1703, quelque part, en Transylvanie. Des ombres moites et douillettes capitonnent sensuellement les bâtisses. Comme la lueur du chandelier à trois bougies ne rend pas les contours nets, lorsque les corps s'effleurent, on palpe directement l'âme.
Tobie tombe amoureux. Sara est d'une beauté frémissante. Autour d'elle la lumière se met à vibrer finement et l'existence entière miroite, hallucinée. C'est dire si son père, le Dr Israël Hübner, est un alchimiste et si , l'auteur, est un fakir.
Les personnages prennent vie au point d'intersection de l'ombre et de la lumière, là où « beaucoup de choses se dérobent encore à la parole ». Justement, sur la page, quand la lumière « s'égoutte » et on perçoit « l'ondoiement inquiétant de la nuit », les mots se font phosphorescents.
Avec Ștefan Agopian on vit dans des tableaux de Brueghel l'Ancien : le geste du quotidien est précis et la pensée translucide. On boit de la bière dans des chopes à couvercle et à blason, on met goulûment les doigts dans un confiturier, on détourne sans état d'âme des lettres, on tisse des intrigues politiques.
On ne fait jamais l'amour. Cependant l'air est langoureux, les souffles exhalent une sensualité étouffante. C'est l'effet des demi-mots envoûtants, des deux points suspendus, qui butent contre le vide prometteur. C'est surtout l'effet des bruissements que l'ombre et la lumière naissent en se frottant sans cesse. « Une chose agréable et encore étrangère à son imagination semblait lui rôder autour, un désir sans mots, une petite commotion qui troublait l'équilibre du corps frêle entre émotions et pensées vagues. » Lorsque les corps des personnages s'effleurent, l'air est galvanisé par une constellation invisible d'étincelles de désir. Il y a quelque chose de profondément onirique dans ce monde qui pourtant vit et fait palpiter toutes ses veinules, comme remplies d'un fluide encore plus vital que le sang. Quel est ce flot invisible qui anime des êtres concrets et mystérieux, des personnages historiques ou inventés de toutes pièces ?

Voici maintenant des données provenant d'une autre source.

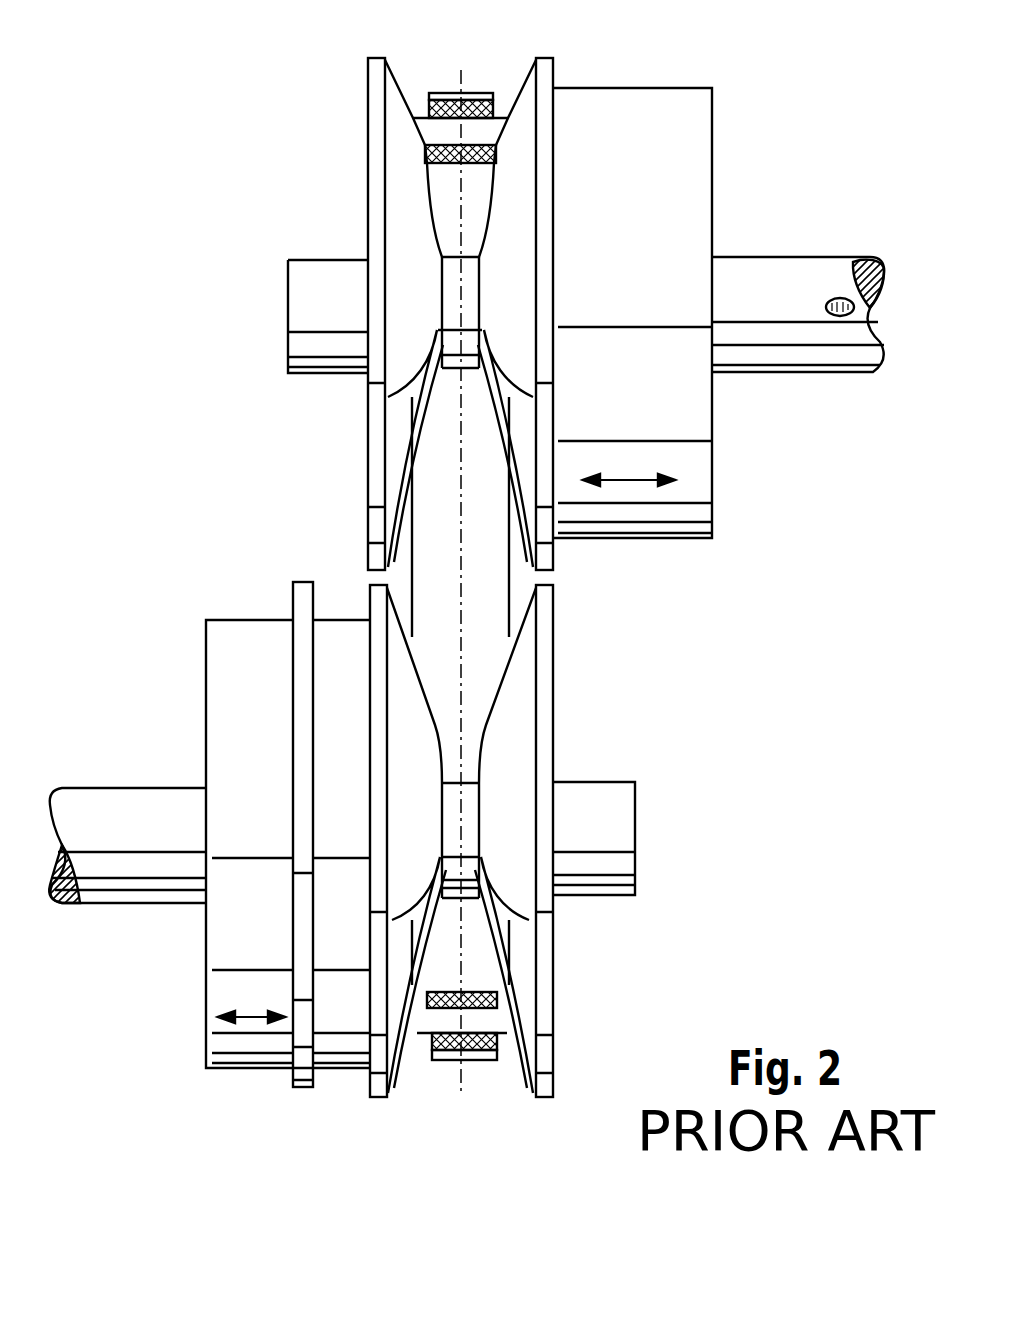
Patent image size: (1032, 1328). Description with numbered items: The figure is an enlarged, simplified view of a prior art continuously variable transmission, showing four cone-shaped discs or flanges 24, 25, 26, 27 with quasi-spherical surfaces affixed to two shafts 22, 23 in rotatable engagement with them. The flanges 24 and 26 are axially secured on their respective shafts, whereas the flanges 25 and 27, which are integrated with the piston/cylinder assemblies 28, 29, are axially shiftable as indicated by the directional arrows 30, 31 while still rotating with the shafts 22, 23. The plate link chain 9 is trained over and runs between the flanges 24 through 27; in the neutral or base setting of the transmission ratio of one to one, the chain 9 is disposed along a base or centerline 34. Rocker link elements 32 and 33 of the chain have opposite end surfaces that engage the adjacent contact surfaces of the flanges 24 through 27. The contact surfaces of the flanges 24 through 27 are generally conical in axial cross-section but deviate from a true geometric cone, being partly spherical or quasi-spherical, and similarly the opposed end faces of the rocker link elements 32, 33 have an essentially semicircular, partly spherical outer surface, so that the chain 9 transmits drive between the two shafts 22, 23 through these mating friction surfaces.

The plate link chain 9 is at (435, 100).
The shaft 22 is at (780, 283).
The shaft 23 is at (113, 805).
The flange 24 is at (398, 188).
The flange 25 is at (523, 107).
The flange 26 is at (532, 1067).
The flange 27 is at (402, 1070).
The piston/cylinder assembly 28 is at (632, 313).
The piston/cylinder assembly 29 is at (288, 834).
The directional arrow 30 is at (627, 483).
The directional arrow 31 is at (253, 1020).
The rocker link element 32 is at (439, 92).
The rocker link element 33 is at (437, 1022).
The centerline 34 is at (463, 610).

Intolérants envers les Roumains majoritaires, des Hongrois, des Sicules et des Saxons se dominent et se jalousent dans une Transylvanie harcelée par une compétition religieuse dans laquelle l'empereur Léopold 1er prend en cachette la partie des catholiques. Ștefan Agopian sait très bien ce qui coule dans les veines de ce petit monde contrasté : c'est le Temps.
L'écrivain a beau couper son flot en 1703. Son écriture atemporelle regorge du débit impétueux de ce Temps superbement indifférent envers l'Histoire, qui rebat les cartes à volonté au point de créer l'illusion de circularité. Tous les événements, tout ce qui arrive aux gens, dans une époque quelconque de l'Histoire, ce n'est que le palpitant orgasmique du Temps en tant que fluide vital de ce monde.

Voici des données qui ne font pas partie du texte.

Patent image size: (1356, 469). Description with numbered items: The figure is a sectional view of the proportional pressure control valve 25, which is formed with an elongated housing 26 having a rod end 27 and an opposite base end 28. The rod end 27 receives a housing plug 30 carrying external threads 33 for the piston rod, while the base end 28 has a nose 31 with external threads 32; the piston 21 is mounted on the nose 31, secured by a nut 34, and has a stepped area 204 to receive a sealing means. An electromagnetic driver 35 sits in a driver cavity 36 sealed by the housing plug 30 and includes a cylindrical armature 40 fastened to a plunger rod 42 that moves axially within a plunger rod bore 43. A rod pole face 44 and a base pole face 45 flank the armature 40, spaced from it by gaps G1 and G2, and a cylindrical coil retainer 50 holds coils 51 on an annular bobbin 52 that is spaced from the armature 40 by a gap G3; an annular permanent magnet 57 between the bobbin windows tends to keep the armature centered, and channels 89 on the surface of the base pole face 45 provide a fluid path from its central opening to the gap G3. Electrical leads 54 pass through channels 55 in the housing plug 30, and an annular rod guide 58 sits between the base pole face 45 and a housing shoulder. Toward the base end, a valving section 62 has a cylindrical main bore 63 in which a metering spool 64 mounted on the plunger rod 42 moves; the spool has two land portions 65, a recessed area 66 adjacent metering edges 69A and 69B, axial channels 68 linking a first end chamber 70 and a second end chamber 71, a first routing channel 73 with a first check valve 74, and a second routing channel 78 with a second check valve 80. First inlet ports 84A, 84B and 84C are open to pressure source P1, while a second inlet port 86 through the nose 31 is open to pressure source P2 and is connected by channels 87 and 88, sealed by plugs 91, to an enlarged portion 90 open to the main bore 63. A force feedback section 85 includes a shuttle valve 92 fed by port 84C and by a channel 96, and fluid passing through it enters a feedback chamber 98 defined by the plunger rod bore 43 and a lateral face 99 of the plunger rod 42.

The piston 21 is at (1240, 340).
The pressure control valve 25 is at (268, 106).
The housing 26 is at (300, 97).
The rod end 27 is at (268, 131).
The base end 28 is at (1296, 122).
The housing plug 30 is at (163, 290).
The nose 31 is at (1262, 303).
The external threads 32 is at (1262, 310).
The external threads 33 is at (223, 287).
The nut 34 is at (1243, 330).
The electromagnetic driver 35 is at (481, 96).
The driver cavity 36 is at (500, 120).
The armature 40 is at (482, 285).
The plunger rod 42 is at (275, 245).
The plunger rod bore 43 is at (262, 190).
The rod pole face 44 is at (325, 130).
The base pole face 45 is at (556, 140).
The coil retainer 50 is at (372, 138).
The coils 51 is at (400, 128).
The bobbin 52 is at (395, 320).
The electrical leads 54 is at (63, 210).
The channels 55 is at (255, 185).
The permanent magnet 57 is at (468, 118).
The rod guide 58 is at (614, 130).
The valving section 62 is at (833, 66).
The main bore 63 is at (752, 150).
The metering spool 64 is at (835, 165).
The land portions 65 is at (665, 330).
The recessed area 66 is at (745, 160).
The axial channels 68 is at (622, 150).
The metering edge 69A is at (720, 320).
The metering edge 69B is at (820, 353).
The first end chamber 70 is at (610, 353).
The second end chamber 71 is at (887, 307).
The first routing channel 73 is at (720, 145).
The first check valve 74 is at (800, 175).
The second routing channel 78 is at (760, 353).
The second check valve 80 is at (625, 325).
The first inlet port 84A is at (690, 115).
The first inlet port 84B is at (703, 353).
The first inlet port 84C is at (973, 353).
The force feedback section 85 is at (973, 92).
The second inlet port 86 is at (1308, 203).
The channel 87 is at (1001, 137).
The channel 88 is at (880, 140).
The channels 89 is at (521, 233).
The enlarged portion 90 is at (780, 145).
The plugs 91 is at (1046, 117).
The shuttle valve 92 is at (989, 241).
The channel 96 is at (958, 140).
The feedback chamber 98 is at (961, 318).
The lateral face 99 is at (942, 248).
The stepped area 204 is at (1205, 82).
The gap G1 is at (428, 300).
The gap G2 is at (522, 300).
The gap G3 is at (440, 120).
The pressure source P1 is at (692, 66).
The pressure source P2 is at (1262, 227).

Autant les personnages savent ce qui va leur arriver, autant l'auteur fait semblant de n'être sûr de rien. Il y a une dimension ludique et frivole qui sape constamment cette fascinante quiétude qui plane même sur les faits les plus violents : « Dans un battement serein, la nuit se posa sur sa maison, les petits éclairs que déchiraient son corps, nos événements, tout ce qui nous a tourmentés et nous tourmentera encore à l'avenir, les innombrables pages du présent livre, rien de tout cela ne semblait mouvoir dans un sens ou dans un autre la lourde machine de l'obscurité limpide qui nous entoure. » Ștefan Agopian pourrait dire, en épicurien distrait : croyez-moi sur parole parce que je doute moi-même que je sois capable de savoir quoi que ce soit.
L'excellente traductrice Laure Hinckel nous guide de temps en temps à travers la pénombre séduisante et troublante de l'écriture elliptique de Ștefan Agopian : ses notes inspirées traversent pertinemment les bas de page, comme des chandelles qui illuminent un instant les visages trop discrets des convives d'un banquet.
Cette anecdote incroyable, on l'apprend dans la « Préface » que Laure Hinckel signe également: écrit au temps de la dictature communiste, trop subversif pare ce que le fruit d'une liberté de création troublante, le manuscrit de « Sara » a déstabilisé à l'époque son censeur. Au bout de deux ans de discussions et d'hésitations, le censeur admet l'impossible : « Mon devoir de marxiste est de l'interdire, mais mon cœur d'esthète veut le voir paraître ».
Paru en Roumanie en 1987, « Sara » est le premier titre traduit en français parmi les 8 romans si singuliers que Ștefan Agopian a écrits à ce jour.
Et si Dostoievski avait-il vu juste ? La beauté (des mots) pourrait sauver le monde.